A estudante foi sequestrada em fevereiro durante uma invasão dos fanáticos vinculados ao Boko Haram em uma escola de meninas em Dapchi, estado de Yobe. No áudio a menina implora: “Eu sou Leah Sharibu, a garota que foi sequestrada. Eu estou pedindo ao governo e às pessoas de boa vontade que intervenham para me tirar da minha situação atual”.

A jovem acrescenta: “Eu também peço para ajudar minha mãe, meu pai, meu irmão mais novo e parentes. Por favor, ajude-me a sair da minha situação.

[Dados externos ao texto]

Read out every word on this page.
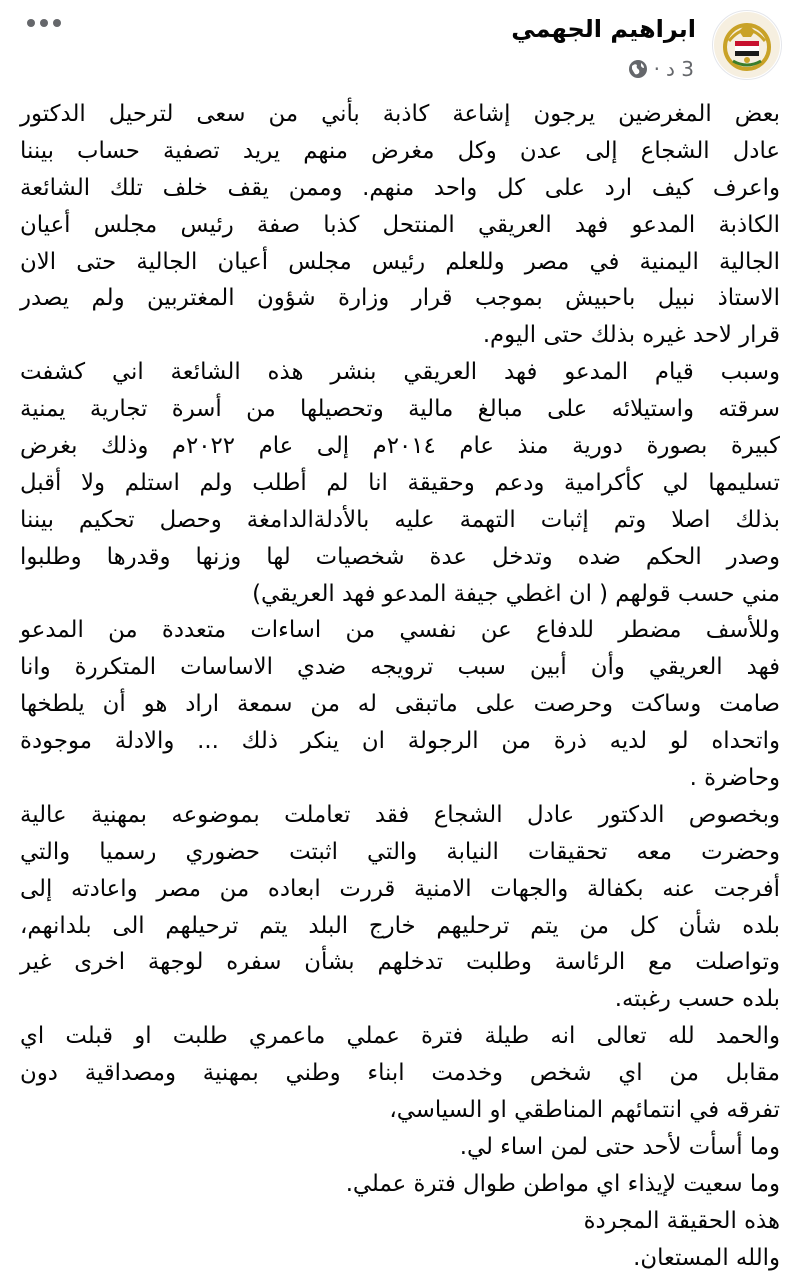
ابراهيم الجهمي
3 د
·
بعض المغرضين يرجون إشاعة كاذبة بأني من سعى لترحيل الدكتور
عادل الشجاع إلى عدن وكل مغرض منهم يريد تصفية حساب بيننا
واعرف كيف ارد على كل واحد منهم. وممن يقف خلف تلك الشائعة
الكاذبة المدعو فهد العريقي المنتحل كذبا صفة رئيس مجلس أعيان
الجالية اليمنية في مصر وللعلم رئيس مجلس أعيان الجالية حتى الان
الاستاذ نبيل باحبيش بموجب قرار وزارة شؤون المغتربين ولم يصدر
قرار لاحد غيره بذلك حتى اليوم.
وسبب قيام المدعو فهد العريقي بنشر هذه الشائعة اني كشفت
سرقته واستيلائه على مبالغ مالية وتحصيلها من أسرة تجارية يمنية
كبيرة بصورة دورية منذ عام ٢٠١٤م إلى عام ٢٠٢٢م وذلك بغرض
تسليمها لي كأكرامية ودعم وحقيقة انا لم أطلب ولم استلم ولا أقبل
بذلك اصلا وتم إثبات التهمة عليه بالأدلةالدامغة وحصل تحكيم بيننا
وصدر الحكم ضده وتدخل عدة شخصيات لها وزنها وقدرها وطلبوا
مني حسب قولهم ( ان اغطي جيفة المدعو فهد العريقي)
وللأسف مضطر للدفاع عن نفسي من اساءات متعددة من المدعو
فهد العريقي وأن أبين سبب ترويجه ضدي الاساسات المتكررة وانا
صامت وساكت وحرصت على ماتبقى له من سمعة اراد هو أن يلطخها
واتحداه لو لديه ذرة من الرجولة ان ينكر ذلك ... والادلة موجودة
وحاضرة .
وبخصوص الدكتور عادل الشجاع فقد تعاملت بموضوعه بمهنية عالية
وحضرت معه تحقيقات النيابة والتي اثبتت حضوري رسميا والتي
أفرجت عنه بكفالة والجهات الامنية قررت ابعاده من مصر واعادته إلى
بلده شأن كل من يتم ترحليهم خارج البلد يتم ترحيلهم الى بلدانهم،
وتواصلت مع الرئاسة وطلبت تدخلهم بشأن سفره لوجهة اخرى غير
بلده حسب رغبته.
والحمد لله تعالى انه طيلة فترة عملي ماعمري طلبت او قبلت اي
مقابل من اي شخص وخدمت ابناء وطني بمهنية ومصداقية دون
تفرقه في انتمائهم المناطقي او السياسي،
وما أسأت لأحد حتى لمن اساء لي.
وما سعيت لإيذاء اي مواطن طوال فترة عملي.
هذه الحقيقة المجردة
والله المستعان.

Estou implorando por compaixão. Estou pedindo ao governo, particularmente ao presidente, que tenha pena de mim e me tire desta grave situação. Obrigada”.

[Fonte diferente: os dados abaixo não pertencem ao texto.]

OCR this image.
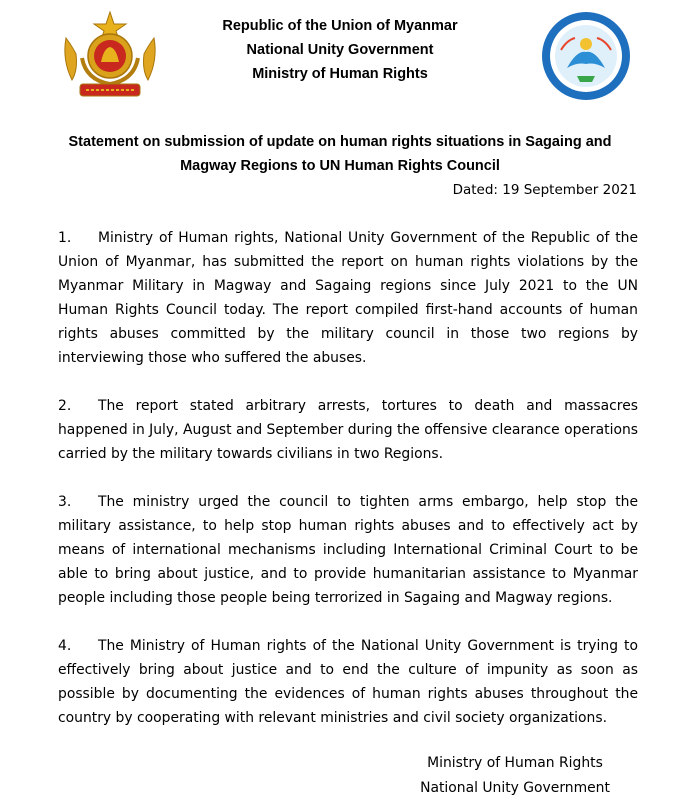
Republic of the Union of Myanmar
National Unity Government
Ministry of Human Rights
Statement on submission of update on human rights situations in Sagaing and Magway Regions to UN Human Rights Council
Dated: 19 September 2021

1. Ministry of Human rights, National Unity Government of the Republic of the Union of Myanmar, has submitted the report on human rights violations by the Myanmar Military in Magway and Sagaing regions since July 2021 to the UN Human Rights Council today. The report compiled first-hand accounts of human rights abuses committed by the military council in those two regions by interviewing those who suffered the abuses.

2. The report stated arbitrary arrests, tortures to death and massacres happened in July, August and September during the offensive clearance operations carried by the military towards civilians in two Regions.

3. The ministry urged the council to tighten arms embargo, help stop the military assistance, to help stop human rights abuses and to effectively act by means of international mechanisms including International Criminal Court to be able to bring about justice, and to provide humanitarian assistance to Myanmar people including those people being terrorized in Sagaing and Magway regions.

4. The Ministry of Human rights of the National Unity Government is trying to effectively bring about justice and to end the culture of impunity as soon as possible by documenting the evidences of human rights abuses throughout the country by cooperating with relevant ministries and civil society organizations.

Ministry of Human Rights
National Unity Government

A dolorosa situação da adolescente correu o mundo quando ela permaneceu cativa e não foi liberada, junto com as outras 110 meninas. O motivo: Leah Sharibu recusou-se a renunciar a sua fé em Jesus Cristo. A International Christian Concern, organização cristã localizada em Washington DC tem sido um dos grupos que tem se destacado na luta para a libertação da jovem nigeriana. Seus representantes disseram que a família confirmou que é sua voz na gravação.

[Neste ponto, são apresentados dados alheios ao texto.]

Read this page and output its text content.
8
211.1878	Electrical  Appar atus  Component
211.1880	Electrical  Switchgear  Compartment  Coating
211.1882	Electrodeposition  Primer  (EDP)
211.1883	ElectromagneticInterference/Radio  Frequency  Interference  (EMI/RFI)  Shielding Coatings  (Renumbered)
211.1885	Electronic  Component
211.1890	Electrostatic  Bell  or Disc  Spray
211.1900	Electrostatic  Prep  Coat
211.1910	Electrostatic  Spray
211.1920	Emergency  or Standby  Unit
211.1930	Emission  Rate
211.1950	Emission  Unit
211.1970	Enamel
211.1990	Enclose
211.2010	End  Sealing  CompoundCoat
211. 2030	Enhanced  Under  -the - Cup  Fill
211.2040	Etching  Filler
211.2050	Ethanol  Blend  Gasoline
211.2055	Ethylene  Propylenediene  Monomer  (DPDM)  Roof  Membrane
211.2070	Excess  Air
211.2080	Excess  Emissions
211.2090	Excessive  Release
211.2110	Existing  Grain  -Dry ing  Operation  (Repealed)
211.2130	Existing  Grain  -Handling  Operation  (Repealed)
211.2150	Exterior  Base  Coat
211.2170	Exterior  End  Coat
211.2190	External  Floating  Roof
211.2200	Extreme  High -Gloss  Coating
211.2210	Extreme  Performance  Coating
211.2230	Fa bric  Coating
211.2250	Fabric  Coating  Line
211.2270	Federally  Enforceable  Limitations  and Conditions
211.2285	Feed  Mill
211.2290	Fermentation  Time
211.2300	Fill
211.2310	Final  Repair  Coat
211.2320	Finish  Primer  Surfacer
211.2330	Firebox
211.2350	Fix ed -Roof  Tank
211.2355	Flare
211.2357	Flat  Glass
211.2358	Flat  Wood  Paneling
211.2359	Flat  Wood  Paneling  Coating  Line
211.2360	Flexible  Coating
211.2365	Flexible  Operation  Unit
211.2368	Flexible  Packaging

A esperança de ter a filha de volta ao lar tem servido como combustível para mobilizar a família da adolescente. A mãe da sequestrada, Rebecca Shiburi, viajou para Jos, capital do estado de Plateau onde permaneceu nos dias 29 e 30 de setembro para participar de uma coletiva de imprensa. A nigeriana reiterou a informação de que os guerrilheiros pretendem matar a jovem cristã. “Ao entrarmos no mês de outubro, eu apelo ao governo federal e ao presidente para que ouçam meu clamor e o clamor do pai de Leah, para que assegurem a libertação da nossa filha. Meu filho Donald, de 13 anos, que costumava brincar e fazer tudo com ela, têm sido muito afetado por sua ausência e fica perguntando: ‘Quando a Leah vai voltar para casa?’ Como pai, eu o encorajo dizendo: ‘Pela graça de Deus, ela vai voltar a qualquer momento”, disse a mãe de Leah.

Por sua vez, o presidente Muhammadu Buhari conversou pela primeira vez com a mãe da adolescente sequestrada. O governante escreveu no Tweeter: “Hoje eu falei com a sra. Rebecca Sharibu, para reiterar nossa determinação de trazer sua filha Leah de volta em segurança. Os pensamentos e orações de todos os nigerianos estão com a família Sharibu e com as famílias de todos que ainda estão em cativeiro. Vamos fazer tudo o que pudermos para trazê-los de volta”. Este foi o primeiro contato de uma autoridade do governo com a família. O Boko Haram ganhou notoriedade por ter sequestrado 276 alunas da cidade de Chibok em 2014. Apesar de várias delas tenham sido liberadas pelos militantes, estima-se que pelo menos 100 dessas moças ainda estejam em cativeiro e talvez casadas com combatentes muçulmanos.